Mesures du Mininter : saluées d’un côté, réprouvées de l’autre

Martin Niteretse, Ministre de l’Intérieur: « les admicom ne sont plus autorisés à quitter leurs circonscriptions sans autorisation du gouverneur »

Les mesures prises par le Ministère de l’intérieur dans un communiqué officiel du 31 janvier 2023 ont été accueillies par des réactions divergentes dans la communauté. De la mesure administrative prise à l’endroit des administrateurs communaux à la mesure d’harmonisation des prix de la viande sans oublier les mesures de fermeture des cabarets et restaurants malsains, la lutte contre l’oisiveté, la censure des maisons en paille, certaines mesures ne passent pas.
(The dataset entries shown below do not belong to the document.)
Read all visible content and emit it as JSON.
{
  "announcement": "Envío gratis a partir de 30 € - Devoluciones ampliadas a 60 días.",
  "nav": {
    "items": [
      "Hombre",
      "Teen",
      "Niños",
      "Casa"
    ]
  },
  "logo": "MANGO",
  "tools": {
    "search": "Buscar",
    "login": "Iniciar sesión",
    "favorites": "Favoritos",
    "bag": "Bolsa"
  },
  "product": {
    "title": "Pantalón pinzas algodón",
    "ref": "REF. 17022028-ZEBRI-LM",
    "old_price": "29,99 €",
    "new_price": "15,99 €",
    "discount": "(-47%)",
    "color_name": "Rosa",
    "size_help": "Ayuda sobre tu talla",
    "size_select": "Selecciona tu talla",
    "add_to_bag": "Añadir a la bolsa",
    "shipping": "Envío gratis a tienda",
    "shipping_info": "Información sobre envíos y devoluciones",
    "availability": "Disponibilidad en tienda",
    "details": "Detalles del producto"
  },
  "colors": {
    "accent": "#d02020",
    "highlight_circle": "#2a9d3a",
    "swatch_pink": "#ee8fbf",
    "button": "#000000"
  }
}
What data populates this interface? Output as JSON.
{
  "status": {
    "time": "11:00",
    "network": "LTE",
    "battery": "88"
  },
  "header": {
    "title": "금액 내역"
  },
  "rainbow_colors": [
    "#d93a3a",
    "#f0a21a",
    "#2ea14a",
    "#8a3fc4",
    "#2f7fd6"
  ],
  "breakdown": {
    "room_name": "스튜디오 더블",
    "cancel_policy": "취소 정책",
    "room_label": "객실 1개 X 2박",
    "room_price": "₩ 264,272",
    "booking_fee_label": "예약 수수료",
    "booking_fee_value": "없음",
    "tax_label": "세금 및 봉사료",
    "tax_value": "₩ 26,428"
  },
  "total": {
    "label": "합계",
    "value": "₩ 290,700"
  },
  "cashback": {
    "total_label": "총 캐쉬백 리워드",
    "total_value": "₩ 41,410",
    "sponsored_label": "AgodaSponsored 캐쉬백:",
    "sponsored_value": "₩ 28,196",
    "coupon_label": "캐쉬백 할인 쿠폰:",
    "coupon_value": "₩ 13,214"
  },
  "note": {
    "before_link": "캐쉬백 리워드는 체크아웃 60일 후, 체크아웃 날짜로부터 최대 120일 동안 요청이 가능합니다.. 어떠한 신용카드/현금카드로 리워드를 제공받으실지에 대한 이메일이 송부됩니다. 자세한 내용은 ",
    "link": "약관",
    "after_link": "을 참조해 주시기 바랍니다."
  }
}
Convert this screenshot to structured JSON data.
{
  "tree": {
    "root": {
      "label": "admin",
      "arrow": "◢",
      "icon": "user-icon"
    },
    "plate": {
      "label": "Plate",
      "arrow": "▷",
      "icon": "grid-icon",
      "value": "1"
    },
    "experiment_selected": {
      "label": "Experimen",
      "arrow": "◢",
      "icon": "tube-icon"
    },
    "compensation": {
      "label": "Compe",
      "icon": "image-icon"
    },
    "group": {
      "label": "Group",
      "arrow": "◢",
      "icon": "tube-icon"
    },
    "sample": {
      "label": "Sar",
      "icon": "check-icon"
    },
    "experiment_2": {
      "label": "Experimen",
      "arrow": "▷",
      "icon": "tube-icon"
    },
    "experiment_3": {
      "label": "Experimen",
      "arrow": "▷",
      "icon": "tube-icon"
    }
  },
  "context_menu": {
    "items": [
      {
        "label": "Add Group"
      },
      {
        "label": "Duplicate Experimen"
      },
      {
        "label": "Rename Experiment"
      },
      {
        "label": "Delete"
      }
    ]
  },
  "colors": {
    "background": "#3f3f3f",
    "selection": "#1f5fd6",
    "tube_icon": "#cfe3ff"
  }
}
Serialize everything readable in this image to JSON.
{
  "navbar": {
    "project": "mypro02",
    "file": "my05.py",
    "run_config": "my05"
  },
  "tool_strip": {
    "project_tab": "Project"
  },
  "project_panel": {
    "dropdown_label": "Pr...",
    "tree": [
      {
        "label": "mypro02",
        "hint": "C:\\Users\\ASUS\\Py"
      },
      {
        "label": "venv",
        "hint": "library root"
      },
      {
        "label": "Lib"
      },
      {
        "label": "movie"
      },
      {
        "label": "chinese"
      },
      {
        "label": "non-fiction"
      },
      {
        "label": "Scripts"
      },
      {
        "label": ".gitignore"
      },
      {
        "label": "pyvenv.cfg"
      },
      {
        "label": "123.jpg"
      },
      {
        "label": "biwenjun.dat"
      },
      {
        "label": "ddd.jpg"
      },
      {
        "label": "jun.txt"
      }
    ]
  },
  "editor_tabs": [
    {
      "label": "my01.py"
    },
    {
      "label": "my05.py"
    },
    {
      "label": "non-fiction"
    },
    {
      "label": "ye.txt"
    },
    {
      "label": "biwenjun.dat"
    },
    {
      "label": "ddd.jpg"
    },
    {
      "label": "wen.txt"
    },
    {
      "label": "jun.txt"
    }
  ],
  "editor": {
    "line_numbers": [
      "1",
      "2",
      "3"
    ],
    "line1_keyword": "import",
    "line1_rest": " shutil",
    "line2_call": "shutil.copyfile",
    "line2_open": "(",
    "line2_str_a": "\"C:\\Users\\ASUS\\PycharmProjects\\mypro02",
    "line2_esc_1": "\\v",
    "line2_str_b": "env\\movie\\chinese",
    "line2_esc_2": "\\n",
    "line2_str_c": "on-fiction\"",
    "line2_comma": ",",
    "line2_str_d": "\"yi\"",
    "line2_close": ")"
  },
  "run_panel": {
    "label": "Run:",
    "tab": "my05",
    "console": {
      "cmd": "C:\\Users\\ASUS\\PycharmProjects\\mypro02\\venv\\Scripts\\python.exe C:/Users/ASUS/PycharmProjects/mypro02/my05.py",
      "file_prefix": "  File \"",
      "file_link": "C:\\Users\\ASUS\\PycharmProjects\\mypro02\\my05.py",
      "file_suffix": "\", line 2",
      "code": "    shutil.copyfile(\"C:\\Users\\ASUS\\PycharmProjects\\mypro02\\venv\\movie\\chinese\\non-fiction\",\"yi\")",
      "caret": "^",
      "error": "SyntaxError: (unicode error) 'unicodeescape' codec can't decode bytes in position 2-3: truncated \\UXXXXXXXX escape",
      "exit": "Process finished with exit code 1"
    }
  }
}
A partir des recommandations émises durant la retraite gouvernementale qui s’est déroulée au début de l’année 2023 dans la province de Kayanza, les ministres ont été instruits d’effectuer des descentes sur terrain afin de réunir les désidératas et les préoccupations de la population et ce, chacun dans son domaine de compétence.

Le 31 janvier 2023, Le Ministre de l’Intérieur Martin Niteretse indique, via un communiqué officiel, ce qui a découlé des échanges avec la population, et exhorte les administrateurs à veiller au respect de l’application de ces mesures. Dans ce communiqué adressé à l’endroit des gouverneurs de province, le Ministre déclare : « En vue de prendre en compte les doléances et les préoccupations de la population et dans le souci de faire respecter les mesures prises, j’ai l’honneur de vous rappeler pour actions, certaines de ces mesures assorties des échanges avec la population. »

Autorisation préalable du gouverneur

Selon cette correspondance, les administrateurs communaux ne sont plus autorisés à quitter leurs circonscriptions sans autorisation préalable du gouverneur. Il en sera de même pour la participation dans les réunions organisées par les partenaires. Mais quelles étaient réellement les conséquences jusqu’ici ? Un observateur sous couvert d’anonymat salue la mesure et explique pourquoi : « Il y a des administrateurs qui partent dans leurs affaires privées avec les véhicules de services en se servant des charges communales. Cette décision vient donc à point nommé, car la mesure va avoir un effet contraignant, préventif et protecteur », explique-t-il.

Mesures d’hygiène et harmonisation des prix de la viande

Parmi les mesures figurent les dispositions d’harmonisation du prix de la viande. A l’intérieur comme en mairie de Bujumbura, un kilo de viande sans os doit être dorénavant vendu à 11.000 Fbu et 10.000 Fbu pour un kg de viande avec os. Alors que les acheteurs se réjouissent de cette baisse des prix, les bouchers, eux, se lamentent et disent travailler à perte.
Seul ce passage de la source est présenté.